Во-первых, миньоны Генриха III: Келюс, Шомберг, Можирон, д’Эпернон, Сен-Мегрен — дворяне далеко не в первом поколении. Несмотря на явную изнеженность и женственность, свойственную их, судя по всему, особой сексуальной ориентации, соответствующей вкусам короля, они остаются воинами-дворянами, видящими свой долг в защите чести короны. Пропаганда Католической лиги, всеми средствами поносившей последнего Валуа, сделала из миньонов чудовищ. Во время восстания в Париже (этот период у Дюма уже не описан) толпа осквернила их могилы. Но Дюма не видит причин для предвзятости и показывает нам этих молодых людей во всем многообразии их характеров: они заносчивы и устраивают Бюсси засаду, нападая вчетвером на одного (за что получают по заслугам), но они всегда стоят на защите короля, которого любят и как человека, и как олицетворение принципа власти, и в конце концов погибают, защищая этот принцип.

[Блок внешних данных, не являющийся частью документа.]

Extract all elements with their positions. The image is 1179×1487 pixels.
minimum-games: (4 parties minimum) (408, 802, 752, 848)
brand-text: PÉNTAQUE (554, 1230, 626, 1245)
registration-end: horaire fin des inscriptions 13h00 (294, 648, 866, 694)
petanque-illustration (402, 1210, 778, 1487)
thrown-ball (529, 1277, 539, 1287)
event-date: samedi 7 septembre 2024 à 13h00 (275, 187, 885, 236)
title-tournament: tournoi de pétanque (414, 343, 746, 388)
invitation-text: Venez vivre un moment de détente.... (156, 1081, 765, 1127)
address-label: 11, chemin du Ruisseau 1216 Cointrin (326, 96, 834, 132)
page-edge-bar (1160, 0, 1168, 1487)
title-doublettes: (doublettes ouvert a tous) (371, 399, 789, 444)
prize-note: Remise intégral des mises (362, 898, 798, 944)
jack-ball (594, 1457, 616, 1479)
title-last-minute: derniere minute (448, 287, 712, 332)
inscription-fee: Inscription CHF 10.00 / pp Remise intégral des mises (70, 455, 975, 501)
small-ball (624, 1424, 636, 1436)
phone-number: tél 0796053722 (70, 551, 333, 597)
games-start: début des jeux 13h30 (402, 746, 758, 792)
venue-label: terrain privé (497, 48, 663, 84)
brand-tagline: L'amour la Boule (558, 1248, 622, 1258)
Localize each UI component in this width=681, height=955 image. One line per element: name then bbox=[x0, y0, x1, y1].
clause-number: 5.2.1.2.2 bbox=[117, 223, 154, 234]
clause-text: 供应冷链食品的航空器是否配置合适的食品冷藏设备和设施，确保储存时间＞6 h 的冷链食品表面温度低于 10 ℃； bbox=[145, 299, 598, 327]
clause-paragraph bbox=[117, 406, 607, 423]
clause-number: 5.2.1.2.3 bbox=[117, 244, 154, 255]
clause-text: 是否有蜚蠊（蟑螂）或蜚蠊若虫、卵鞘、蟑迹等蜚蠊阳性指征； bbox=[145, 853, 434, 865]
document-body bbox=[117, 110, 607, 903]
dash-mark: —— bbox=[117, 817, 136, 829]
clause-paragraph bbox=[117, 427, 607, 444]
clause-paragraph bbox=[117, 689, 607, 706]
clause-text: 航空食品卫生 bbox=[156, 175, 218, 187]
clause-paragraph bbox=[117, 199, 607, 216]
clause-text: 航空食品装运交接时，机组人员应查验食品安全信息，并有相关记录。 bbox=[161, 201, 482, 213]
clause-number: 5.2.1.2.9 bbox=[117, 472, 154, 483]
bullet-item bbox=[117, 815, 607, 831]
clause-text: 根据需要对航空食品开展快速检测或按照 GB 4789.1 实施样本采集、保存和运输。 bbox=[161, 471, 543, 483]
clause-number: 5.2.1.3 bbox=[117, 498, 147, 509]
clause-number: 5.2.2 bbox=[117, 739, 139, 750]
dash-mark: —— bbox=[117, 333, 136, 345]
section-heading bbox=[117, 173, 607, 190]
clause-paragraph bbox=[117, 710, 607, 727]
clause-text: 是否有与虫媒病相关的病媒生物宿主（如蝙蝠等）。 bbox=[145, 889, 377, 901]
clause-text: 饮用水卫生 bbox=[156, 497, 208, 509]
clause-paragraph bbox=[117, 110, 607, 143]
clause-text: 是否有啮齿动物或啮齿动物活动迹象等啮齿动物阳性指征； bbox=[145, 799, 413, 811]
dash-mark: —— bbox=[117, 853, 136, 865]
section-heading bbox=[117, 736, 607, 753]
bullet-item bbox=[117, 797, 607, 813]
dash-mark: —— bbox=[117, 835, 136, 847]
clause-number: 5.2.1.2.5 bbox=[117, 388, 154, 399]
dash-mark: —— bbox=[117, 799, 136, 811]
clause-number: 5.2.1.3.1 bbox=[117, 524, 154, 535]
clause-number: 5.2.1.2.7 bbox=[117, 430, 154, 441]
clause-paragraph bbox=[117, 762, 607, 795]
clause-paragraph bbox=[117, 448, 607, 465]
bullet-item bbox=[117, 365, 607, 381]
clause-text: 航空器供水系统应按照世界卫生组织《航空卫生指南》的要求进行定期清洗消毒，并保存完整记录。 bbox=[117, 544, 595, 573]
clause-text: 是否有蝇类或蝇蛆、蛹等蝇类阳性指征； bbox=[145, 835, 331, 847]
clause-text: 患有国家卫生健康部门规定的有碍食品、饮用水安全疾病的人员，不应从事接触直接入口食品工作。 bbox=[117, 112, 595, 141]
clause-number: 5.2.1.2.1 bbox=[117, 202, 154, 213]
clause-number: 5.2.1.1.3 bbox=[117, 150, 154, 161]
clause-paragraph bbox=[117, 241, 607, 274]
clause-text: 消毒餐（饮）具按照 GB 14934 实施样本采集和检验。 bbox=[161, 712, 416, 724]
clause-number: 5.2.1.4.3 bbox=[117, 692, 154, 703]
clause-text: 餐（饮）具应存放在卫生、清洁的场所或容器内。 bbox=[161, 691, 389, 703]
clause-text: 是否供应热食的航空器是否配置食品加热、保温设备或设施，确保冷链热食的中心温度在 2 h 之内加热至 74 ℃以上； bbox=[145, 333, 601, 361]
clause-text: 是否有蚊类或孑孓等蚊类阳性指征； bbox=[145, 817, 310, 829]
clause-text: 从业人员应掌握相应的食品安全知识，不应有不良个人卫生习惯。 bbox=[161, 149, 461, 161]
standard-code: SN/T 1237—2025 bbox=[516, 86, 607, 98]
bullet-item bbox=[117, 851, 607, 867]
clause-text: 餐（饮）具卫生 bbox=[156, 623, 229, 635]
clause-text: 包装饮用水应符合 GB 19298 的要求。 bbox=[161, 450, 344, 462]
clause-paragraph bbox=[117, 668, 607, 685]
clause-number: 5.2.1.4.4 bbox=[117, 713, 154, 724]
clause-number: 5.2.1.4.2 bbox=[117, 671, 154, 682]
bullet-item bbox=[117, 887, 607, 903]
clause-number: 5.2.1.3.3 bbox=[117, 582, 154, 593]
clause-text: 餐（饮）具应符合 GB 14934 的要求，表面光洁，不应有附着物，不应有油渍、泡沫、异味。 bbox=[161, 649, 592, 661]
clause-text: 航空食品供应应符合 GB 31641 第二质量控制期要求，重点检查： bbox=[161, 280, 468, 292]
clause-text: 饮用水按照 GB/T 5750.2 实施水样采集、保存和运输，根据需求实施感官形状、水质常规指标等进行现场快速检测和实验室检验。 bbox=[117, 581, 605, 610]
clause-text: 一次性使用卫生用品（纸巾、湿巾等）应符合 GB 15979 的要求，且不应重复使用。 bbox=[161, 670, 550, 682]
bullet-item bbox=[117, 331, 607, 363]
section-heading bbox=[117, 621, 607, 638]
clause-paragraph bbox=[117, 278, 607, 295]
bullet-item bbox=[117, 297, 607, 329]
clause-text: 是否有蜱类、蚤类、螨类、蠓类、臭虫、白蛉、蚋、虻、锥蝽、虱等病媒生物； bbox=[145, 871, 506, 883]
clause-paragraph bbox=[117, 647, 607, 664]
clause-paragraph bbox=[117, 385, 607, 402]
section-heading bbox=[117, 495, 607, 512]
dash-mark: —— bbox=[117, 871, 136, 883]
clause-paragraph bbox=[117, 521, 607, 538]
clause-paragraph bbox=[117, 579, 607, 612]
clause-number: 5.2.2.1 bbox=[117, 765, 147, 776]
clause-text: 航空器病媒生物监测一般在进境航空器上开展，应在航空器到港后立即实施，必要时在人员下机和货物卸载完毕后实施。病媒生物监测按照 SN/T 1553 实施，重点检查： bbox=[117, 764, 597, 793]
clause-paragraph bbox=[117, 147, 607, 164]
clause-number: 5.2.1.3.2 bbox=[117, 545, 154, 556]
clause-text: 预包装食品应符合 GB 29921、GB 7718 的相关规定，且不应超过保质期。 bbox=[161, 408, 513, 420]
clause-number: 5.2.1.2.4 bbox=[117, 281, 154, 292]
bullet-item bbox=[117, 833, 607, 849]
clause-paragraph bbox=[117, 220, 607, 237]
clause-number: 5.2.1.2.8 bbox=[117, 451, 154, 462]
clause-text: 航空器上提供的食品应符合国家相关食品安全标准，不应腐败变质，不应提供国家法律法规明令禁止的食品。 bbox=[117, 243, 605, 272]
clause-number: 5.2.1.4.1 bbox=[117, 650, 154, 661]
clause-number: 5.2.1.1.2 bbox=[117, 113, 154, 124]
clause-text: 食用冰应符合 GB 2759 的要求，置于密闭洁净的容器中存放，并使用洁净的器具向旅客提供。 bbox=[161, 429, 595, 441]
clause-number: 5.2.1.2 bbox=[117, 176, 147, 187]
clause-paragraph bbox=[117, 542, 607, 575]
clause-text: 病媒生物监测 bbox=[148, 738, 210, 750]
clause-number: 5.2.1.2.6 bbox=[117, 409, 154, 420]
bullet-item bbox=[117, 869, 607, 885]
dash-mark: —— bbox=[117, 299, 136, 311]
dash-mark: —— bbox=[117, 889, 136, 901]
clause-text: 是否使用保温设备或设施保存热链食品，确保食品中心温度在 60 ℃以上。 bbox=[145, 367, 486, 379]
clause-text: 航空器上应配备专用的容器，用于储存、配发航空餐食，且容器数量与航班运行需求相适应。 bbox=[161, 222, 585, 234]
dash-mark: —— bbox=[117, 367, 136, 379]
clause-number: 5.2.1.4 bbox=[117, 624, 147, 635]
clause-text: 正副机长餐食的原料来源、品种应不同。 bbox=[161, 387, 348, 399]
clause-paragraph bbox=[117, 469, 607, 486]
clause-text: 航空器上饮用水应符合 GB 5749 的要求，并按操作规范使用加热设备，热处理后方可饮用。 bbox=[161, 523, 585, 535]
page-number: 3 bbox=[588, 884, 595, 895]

Дюбарри уже не дворяне. Графиня Дюбарри получила титул лишь благодаря расположению Людовика XV, при дворе которого царит наглое бесстыдство, каждый заботится лишь о себе и удовлетворяет свои растущие запросы. Брат графини Дюбарри готов нанести оскорбление дофине, а сама графиня стремится влиять на привязанного к ней короля так, чтобы все, что он делает, приносило пользу только ей и ее семейству. Франция для нее ничего не значит. Не желающий и не умеющий уже обходиться без нее Людовик XV готов, потакая любовнице, поступиться государственными интересами.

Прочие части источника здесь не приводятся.